The postponed show is now taking place 20-28 April, but with three of the big five press manufacturers now absent. Of the other two, Koenig & Bauer, whose CEO is president of drupa, has committed itself to the show. RMGT (formerly Royobi and Mitsubishi) has not changed its position, although it has traditionally supported trade shows – it has been the only offset press manufacturer at PacPrint for the last two outings.

The loss of the manroland brand will be keenly felt in Germany, although manroland's booth has shrunk considerably since the company was bought out of administration by Tony Langley, whose antipathy to trade shows has been long known. For manroland, the withdrawal means it will not be able to show its new Roland 900 Evolution and Roland 700 Evolution Elite. The Roland 900 is in a market now down to two players since Heidelberg stepped out of large format presses, manroland battling it out with Koenig & Bauer.

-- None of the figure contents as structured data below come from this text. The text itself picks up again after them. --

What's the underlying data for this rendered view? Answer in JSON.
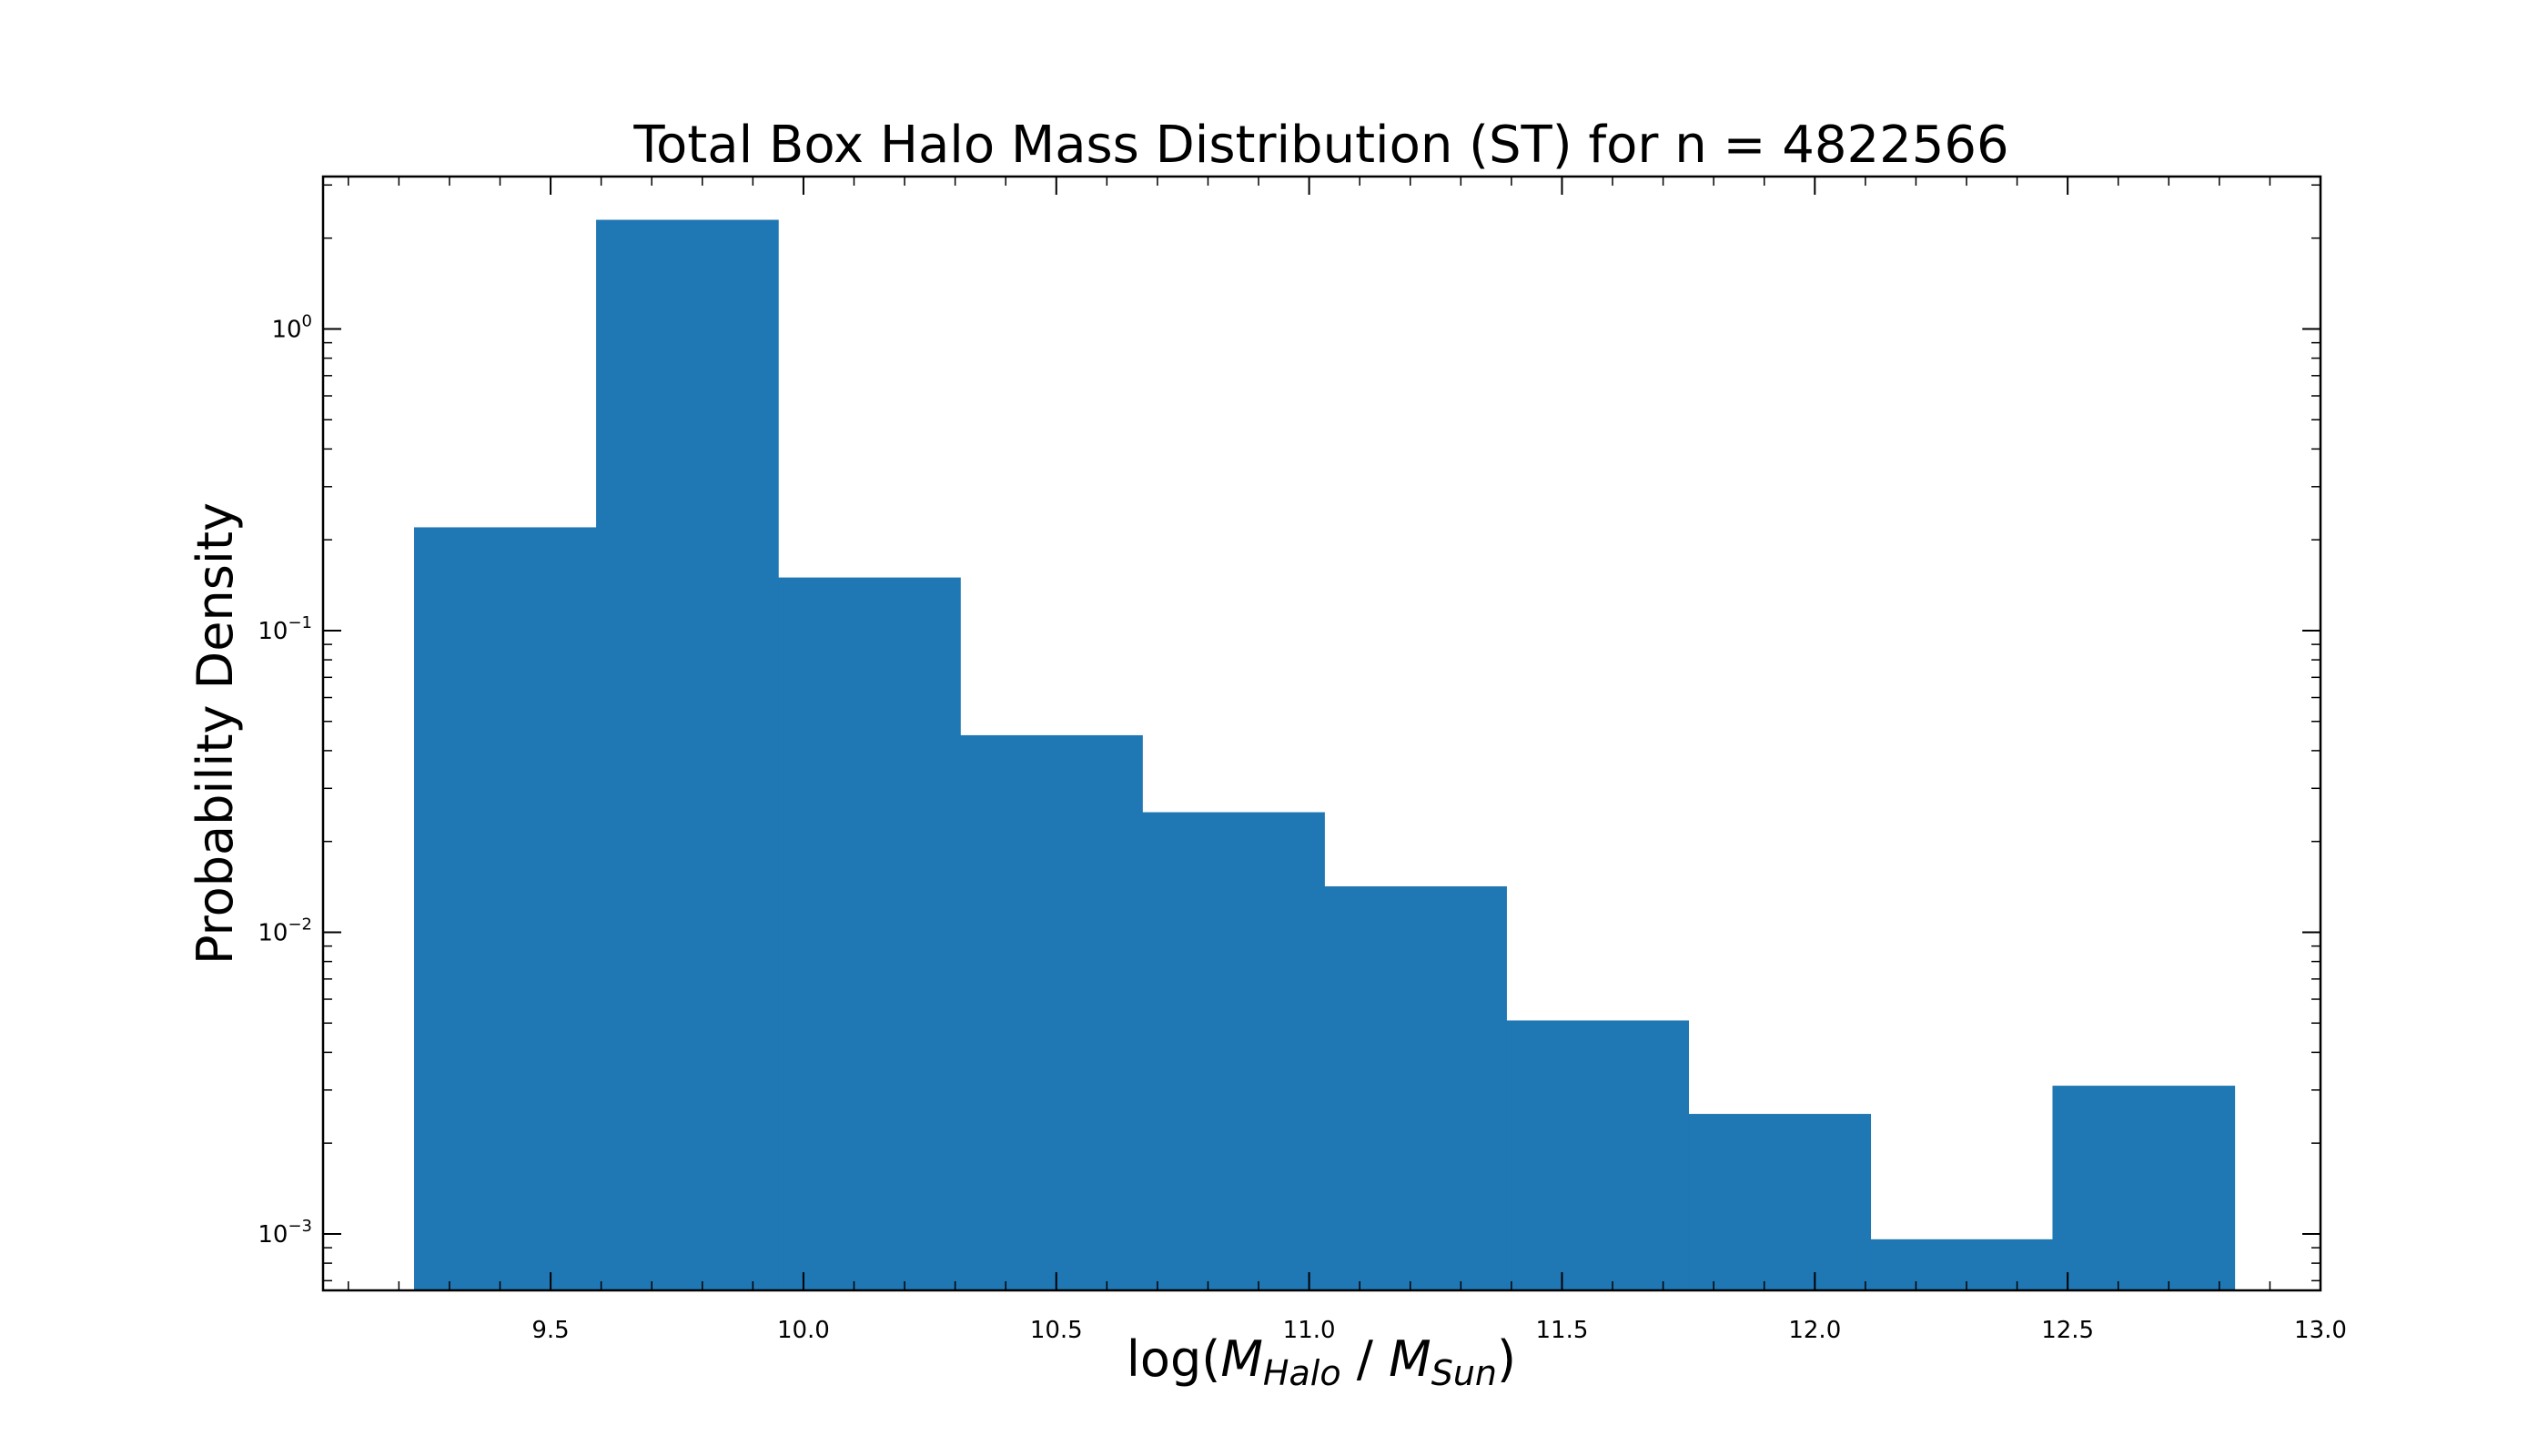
{
  "chart_data": {
    "type": "bar",
    "title": "Total Box Halo Mass Distribution (ST) for n = 4822566",
    "xlabel": {
      "prefix": "log(",
      "m1": "M",
      "sub1": "Halo",
      "sep": " / ",
      "m2": "M",
      "sub2": "Sun",
      "suffix": ")"
    },
    "ylabel": "Probability Density",
    "x_scale": "linear",
    "y_scale": "log",
    "xlim": [
      9.05,
      13.0
    ],
    "ylim": [
      0.00065,
      3.2
    ],
    "x_ticks": [
      9.5,
      10.0,
      10.5,
      11.0,
      11.5,
      12.0,
      12.5,
      13.0
    ],
    "x_tick_labels": [
      "9.5",
      "10.0",
      "10.5",
      "11.0",
      "11.5",
      "12.0",
      "12.5",
      "13.0"
    ],
    "y_ticks": [
      {
        "value": 0.001,
        "base": "10",
        "exp": "−3"
      },
      {
        "value": 0.01,
        "base": "10",
        "exp": "−2"
      },
      {
        "value": 0.1,
        "base": "10",
        "exp": "−1"
      },
      {
        "value": 1,
        "base": "10",
        "exp": "0"
      }
    ],
    "bin_edges": [
      9.23,
      9.59,
      9.95,
      10.31,
      10.67,
      11.03,
      11.39,
      11.75,
      12.11,
      12.47,
      12.83
    ],
    "values": [
      0.22,
      2.3,
      0.15,
      0.045,
      0.025,
      0.0142,
      0.0051,
      0.0025,
      0.00096,
      0.0031
    ],
    "bar_color": "#1f77b4",
    "grid": false,
    "tick_direction": "in",
    "ticks_on_all_sides": true
  }
}
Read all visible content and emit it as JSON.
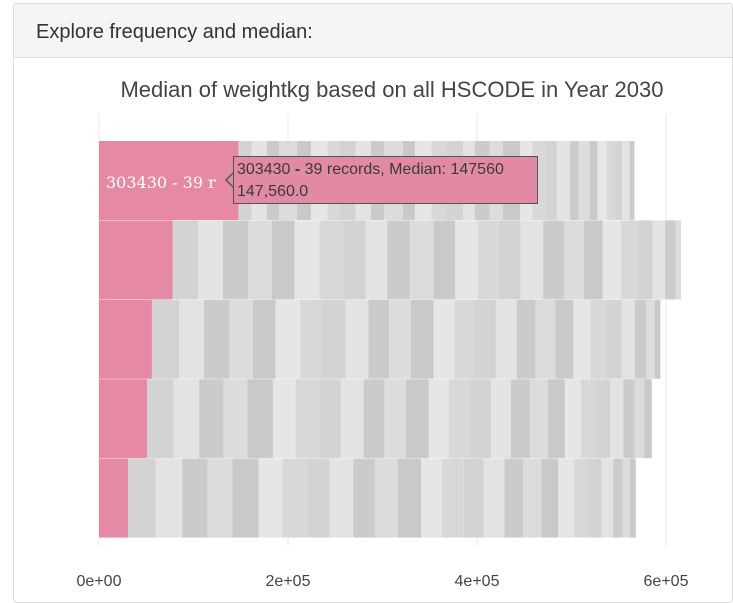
{
  "panel": {
    "heading": "Explore frequency and median:"
  },
  "tooltip": {
    "line1_prefix": "303430 ",
    "line1_dash": "-",
    "line1_suffix": " 39  records, Median: 147560",
    "line2": "147,560.0"
  },
  "chart_data": {
    "type": "bar",
    "orientation": "horizontal",
    "stacked": true,
    "title": "Median of weightkg based on all HSCODE in Year 2030",
    "xlim": [
      0,
      650000
    ],
    "x_ticks": [
      {
        "value": 0,
        "label": "0e+00"
      },
      {
        "value": 200000,
        "label": "2e+05"
      },
      {
        "value": 400000,
        "label": "4e+05"
      },
      {
        "value": 600000,
        "label": "6e+05"
      }
    ],
    "grid": true,
    "highlight_color": "#e589a5",
    "rest_colors": [
      "#d3d3d3",
      "#e3e3e3",
      "#cbcbcb",
      "#dcdcdc",
      "#c9c9c9",
      "#e6e6e6",
      "#d8d8d8"
    ],
    "rows": [
      {
        "highlight": 147560,
        "label": "303430 - 39  r",
        "rest": [
          14000,
          16000,
          13000,
          19000,
          15000,
          17000,
          12000,
          18000,
          16000,
          14000,
          20000,
          13000,
          17000,
          15000,
          19000,
          12000,
          16000,
          14000,
          18000,
          13000,
          15000,
          11000,
          14000,
          9000,
          12000,
          8000,
          10000,
          9000,
          7000,
          8000,
          5000
        ]
      },
      {
        "highlight": 78000,
        "label": "",
        "rest": [
          27000,
          26000,
          27000,
          25000,
          24000,
          26000,
          25000,
          24000,
          23000,
          24000,
          25000,
          23000,
          24000,
          22000,
          23000,
          24000,
          22000,
          21000,
          20000,
          19000,
          18000,
          16000,
          13000,
          11000,
          6000
        ]
      },
      {
        "highlight": 56000,
        "label": "",
        "rest": [
          29000,
          26000,
          27000,
          25000,
          24000,
          26000,
          23000,
          25000,
          24000,
          22000,
          23000,
          24000,
          22000,
          21000,
          23000,
          22000,
          20000,
          21000,
          19000,
          18000,
          17000,
          16000,
          14000,
          12000,
          9000,
          6000
        ]
      },
      {
        "highlight": 51000,
        "label": "",
        "rest": [
          28000,
          27000,
          26000,
          25000,
          27000,
          24000,
          25000,
          23000,
          24000,
          22000,
          23000,
          24000,
          21000,
          22000,
          23000,
          21000,
          20000,
          19000,
          18000,
          17000,
          16000,
          15000,
          14000,
          12000,
          10000,
          8000
        ]
      },
      {
        "highlight": 31000,
        "label": "",
        "rest": [
          29000,
          28000,
          27000,
          26000,
          28000,
          25000,
          26000,
          24000,
          25000,
          23000,
          24000,
          25000,
          22000,
          23000,
          21000,
          22000,
          20000,
          19000,
          18000,
          17000,
          15000,
          14000,
          12000,
          10000,
          8000,
          6000
        ]
      }
    ]
  }
}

Komori was due to have a bigger booth than manroland. It was planning to launch commercial sales of its Impremia NS40, the digital B1 sheetfed inkjet press based on the Landa nanographic inkjet technology. Komori would also have highlighted its Connected Automation workflow concept, and its range of sheetfed offset presses. It would also have been the first time folder manufacturer MBO would have been seen as part of Komori. Komori president and CEO Satoshi Mochida said “extremely unusual circumstances” had prevented it taking part in the rescheduled show.

Both companies will now run a series of live streamed events and regional open houses. The move to live streaming led one industry insider to quip that it would be quicker to travel to drupa and back and spend two weeks in quarantine than watch all the live streaming events planned.

The two companies follow Bobst, Xerox and Heidelberg in deciding to withdraw from participation. However, the organiser says it has a waiting list of would-be exhibitors to fill up the now vacant spaces at the extensive Dusseldorf showgrounds.

The reduction in length of drupa to nine days has been made in light of the impact of the virus in visitor numbers, say the organisers, but still giving time for exhibitors to have machines at the show. "Since we are currently assuming that fewer visitors from overseas will be able to travel to drupa 2021, we consider a reduction from eleven to nine days to be sensible in order to direct visitor flows more efficiently. At the same time, the duration of nine days ensures that running machines can still be shown, which is a unique selling point of drupa," drupa president Claus Bolza-Schünemann said.

For the show itself the organiser has instigated hygiene protocols which will see a different type of event. They include strictly enforced social distancing in the halls, limits on numbers, compulsory face masks, and no on-stand exhibitor parties.